The announcement by the Foreign Ministry of Thailand at the end of May, if anything, reflected how welcoming the Thais have become towards Myanmar citizens entering their land. The Ministry released a list of 93 nations whose citizens can enter Thailand without a visa or obtain a visa on arrival and can stay for up to 60 days. You would have caught the drift that the list excluded citizens of Myanmar.
In an apparent move to boost tourism and bring tourist dollars into the country, the Thai Cabinet agreed to waive visa measures for a total of 93 countries. This list includes the 57 nations whose citizens were allowed to stay in Thailand for 30 days without a visa, 13 nations for whom the visa requirement was recently waived, an additional six nations whose citizens will be allowed to stay here without a visa for 60 days and 17 new nations that are now eligible for 60 days VOA (Visa on Arrival).
The 57 nations who were already enjoying a visa waiver and can now get a 60-day stamp (an upgrade from the previous 30 days) on arrival included all first-world countries and some ASEAN counterparts such as Brunei, Indonesia, Malaysia, the Philippines, Singapore and Vietnam.
The 13 nations whose citizens were already getting a 30-day VOA and will now be getting a 60-day stamp included populous countries such as India, as well as smaller nations such as Fiji, Malta and Bhutan.
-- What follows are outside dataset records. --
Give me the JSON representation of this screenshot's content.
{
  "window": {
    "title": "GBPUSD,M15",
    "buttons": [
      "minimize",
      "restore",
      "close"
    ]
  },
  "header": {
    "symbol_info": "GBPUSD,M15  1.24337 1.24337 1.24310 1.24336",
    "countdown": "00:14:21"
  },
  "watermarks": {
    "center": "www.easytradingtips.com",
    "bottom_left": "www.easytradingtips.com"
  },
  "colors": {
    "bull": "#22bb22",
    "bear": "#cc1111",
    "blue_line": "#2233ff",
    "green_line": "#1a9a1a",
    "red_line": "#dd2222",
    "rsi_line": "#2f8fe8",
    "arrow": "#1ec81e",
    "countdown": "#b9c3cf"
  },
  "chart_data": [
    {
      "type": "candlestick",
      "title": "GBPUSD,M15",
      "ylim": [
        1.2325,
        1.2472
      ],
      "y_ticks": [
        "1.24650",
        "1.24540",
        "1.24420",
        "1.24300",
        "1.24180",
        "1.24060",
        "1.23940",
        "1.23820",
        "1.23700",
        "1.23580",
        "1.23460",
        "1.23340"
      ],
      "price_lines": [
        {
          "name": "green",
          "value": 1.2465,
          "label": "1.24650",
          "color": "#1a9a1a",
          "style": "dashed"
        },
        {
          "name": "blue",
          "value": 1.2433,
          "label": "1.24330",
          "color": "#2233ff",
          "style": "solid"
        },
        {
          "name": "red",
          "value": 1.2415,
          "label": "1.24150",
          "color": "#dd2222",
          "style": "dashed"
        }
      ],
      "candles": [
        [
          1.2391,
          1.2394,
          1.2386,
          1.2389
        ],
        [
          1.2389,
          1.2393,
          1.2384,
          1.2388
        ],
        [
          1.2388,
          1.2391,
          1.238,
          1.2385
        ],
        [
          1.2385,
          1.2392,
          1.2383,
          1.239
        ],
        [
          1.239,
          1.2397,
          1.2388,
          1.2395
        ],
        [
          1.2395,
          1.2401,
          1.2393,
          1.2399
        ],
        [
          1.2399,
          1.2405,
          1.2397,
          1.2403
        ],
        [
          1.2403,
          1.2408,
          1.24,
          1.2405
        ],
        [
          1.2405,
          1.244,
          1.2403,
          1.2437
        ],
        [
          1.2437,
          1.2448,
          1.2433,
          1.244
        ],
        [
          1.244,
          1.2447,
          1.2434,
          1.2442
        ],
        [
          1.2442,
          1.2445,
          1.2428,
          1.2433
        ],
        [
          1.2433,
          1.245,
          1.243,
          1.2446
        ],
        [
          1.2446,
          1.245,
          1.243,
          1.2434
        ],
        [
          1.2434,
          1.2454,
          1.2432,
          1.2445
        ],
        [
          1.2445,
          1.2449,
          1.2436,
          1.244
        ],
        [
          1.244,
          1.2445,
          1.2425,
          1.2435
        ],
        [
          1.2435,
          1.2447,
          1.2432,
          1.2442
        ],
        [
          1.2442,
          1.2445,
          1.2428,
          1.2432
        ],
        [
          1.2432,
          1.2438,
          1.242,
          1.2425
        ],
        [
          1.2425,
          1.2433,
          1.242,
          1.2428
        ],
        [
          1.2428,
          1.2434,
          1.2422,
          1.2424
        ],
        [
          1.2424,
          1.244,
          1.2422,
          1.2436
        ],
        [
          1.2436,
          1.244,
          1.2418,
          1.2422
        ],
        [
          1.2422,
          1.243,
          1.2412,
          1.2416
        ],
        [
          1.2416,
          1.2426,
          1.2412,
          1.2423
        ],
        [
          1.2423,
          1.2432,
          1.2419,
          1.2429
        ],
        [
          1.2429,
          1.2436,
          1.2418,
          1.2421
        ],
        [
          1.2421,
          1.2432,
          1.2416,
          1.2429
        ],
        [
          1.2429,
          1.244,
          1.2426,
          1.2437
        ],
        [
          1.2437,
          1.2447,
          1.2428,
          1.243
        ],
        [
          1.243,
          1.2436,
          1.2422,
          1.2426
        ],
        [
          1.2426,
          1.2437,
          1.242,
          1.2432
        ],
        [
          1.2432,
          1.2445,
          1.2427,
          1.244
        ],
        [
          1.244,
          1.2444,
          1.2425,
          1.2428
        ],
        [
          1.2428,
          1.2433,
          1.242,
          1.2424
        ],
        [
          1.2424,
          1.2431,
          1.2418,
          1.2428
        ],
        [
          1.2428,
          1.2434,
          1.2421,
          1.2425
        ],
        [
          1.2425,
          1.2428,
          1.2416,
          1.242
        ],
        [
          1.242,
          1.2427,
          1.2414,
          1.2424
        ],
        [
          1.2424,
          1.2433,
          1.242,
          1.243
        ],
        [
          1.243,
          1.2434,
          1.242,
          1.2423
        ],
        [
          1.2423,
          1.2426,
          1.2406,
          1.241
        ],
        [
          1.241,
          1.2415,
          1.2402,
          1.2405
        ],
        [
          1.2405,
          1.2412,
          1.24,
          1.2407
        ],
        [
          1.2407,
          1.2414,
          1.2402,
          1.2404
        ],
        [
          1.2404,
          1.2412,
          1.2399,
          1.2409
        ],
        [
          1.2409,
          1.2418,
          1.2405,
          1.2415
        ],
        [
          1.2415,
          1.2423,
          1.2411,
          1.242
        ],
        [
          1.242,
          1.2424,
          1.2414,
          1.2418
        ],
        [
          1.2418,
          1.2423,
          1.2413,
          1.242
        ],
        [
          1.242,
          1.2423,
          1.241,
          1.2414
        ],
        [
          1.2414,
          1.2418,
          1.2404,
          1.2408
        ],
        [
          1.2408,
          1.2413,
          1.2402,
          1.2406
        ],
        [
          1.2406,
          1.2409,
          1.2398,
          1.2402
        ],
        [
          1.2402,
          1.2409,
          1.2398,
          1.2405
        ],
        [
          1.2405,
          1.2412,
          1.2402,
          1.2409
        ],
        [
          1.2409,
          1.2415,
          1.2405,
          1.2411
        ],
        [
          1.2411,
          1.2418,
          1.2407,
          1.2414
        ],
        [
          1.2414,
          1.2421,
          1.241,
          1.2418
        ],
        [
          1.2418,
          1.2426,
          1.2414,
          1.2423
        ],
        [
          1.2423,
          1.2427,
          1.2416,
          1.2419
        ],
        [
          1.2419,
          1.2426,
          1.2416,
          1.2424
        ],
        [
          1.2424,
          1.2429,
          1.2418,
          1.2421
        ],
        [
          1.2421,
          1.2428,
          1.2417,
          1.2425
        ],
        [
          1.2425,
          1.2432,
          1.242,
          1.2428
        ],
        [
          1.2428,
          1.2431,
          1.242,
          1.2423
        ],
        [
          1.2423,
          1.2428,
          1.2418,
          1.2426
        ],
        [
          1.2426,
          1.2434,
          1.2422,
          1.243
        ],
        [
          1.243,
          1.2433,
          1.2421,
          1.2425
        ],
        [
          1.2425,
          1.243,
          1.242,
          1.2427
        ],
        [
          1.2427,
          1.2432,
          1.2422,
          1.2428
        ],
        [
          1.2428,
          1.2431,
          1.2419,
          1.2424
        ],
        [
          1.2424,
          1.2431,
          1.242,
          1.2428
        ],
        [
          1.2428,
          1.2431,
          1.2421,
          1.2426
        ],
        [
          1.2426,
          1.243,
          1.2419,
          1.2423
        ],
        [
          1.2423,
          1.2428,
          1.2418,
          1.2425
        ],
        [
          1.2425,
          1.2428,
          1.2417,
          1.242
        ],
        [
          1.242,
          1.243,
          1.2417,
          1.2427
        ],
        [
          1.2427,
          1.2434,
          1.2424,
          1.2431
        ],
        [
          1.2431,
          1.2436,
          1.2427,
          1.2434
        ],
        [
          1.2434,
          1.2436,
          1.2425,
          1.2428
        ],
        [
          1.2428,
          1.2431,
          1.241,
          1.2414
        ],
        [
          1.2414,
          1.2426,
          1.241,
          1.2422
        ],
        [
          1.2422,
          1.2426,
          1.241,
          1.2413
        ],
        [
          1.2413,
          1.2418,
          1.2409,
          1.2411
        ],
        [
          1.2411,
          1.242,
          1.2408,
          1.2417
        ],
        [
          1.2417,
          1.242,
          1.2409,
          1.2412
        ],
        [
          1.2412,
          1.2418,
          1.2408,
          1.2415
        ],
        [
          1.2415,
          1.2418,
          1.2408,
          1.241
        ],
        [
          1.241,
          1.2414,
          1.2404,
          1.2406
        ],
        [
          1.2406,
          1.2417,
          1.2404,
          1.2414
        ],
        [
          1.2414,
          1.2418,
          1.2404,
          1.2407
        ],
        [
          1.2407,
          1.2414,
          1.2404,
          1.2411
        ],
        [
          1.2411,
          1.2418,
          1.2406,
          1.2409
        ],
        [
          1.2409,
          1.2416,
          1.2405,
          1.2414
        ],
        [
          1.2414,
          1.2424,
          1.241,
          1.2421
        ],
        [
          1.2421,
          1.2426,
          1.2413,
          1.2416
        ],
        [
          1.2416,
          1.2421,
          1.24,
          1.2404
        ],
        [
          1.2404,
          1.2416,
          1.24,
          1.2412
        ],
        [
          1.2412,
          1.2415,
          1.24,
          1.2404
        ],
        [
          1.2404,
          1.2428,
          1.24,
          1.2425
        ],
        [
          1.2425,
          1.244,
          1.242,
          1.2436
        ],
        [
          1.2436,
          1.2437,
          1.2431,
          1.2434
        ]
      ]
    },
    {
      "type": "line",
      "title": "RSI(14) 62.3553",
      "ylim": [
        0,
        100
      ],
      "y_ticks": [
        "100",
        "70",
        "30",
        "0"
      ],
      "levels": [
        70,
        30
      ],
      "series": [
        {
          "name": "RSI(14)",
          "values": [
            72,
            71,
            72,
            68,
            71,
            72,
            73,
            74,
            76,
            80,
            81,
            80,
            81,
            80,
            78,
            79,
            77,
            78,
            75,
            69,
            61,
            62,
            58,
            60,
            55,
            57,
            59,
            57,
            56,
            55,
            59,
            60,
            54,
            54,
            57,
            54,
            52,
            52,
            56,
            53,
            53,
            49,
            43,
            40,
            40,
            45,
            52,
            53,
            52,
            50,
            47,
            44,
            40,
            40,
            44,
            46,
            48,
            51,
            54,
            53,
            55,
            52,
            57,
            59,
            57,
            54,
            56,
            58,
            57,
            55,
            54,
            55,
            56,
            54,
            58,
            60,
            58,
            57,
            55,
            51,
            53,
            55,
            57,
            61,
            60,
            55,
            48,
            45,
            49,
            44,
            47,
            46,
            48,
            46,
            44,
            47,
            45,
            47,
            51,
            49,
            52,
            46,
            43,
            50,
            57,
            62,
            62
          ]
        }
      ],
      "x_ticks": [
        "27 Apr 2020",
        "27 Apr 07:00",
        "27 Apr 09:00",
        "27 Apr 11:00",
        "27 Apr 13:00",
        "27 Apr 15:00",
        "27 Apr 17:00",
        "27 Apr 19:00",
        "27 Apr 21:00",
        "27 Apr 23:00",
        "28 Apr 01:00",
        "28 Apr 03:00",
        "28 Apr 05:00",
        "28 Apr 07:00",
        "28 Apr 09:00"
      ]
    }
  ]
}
The six newbies’ countries, whose citizens are getting 60-day Visas, would be the hardest for Myanmar to take. They included nations whose citizens would only get 14 days of VOA, just like Myanmar citizens prior to this announcement. They would now enjoy a visa waiver and a 60-day stay. The gang of six comprises China, Laos, Macau, Mongolia, Russia and Cambodia. The two ASEAN neighbours are, in fact, poorer than Myanmar until 2017, based on GDP per capita.
To rub salt further into the wound, 17 new nations are added to the list that are eligible for 60 days of VOA. These nations included those countries whose citizens do not usually visit Southeast Asia: Guatemala, Kosovo, Panama, Cuba, Colombia, Dominica, Ecuador, etc., to name a few.
The resident neighbour has furtively put its long-standing next-door acquaintance the second fiddle by shutting it out of the list of welcoming visitors onto its land. As the saying goes, ‘poverty is the worst form of discrimination’. Hopefully, it would become a wake-up call to the government not to be complacent, being the king frog in a small well.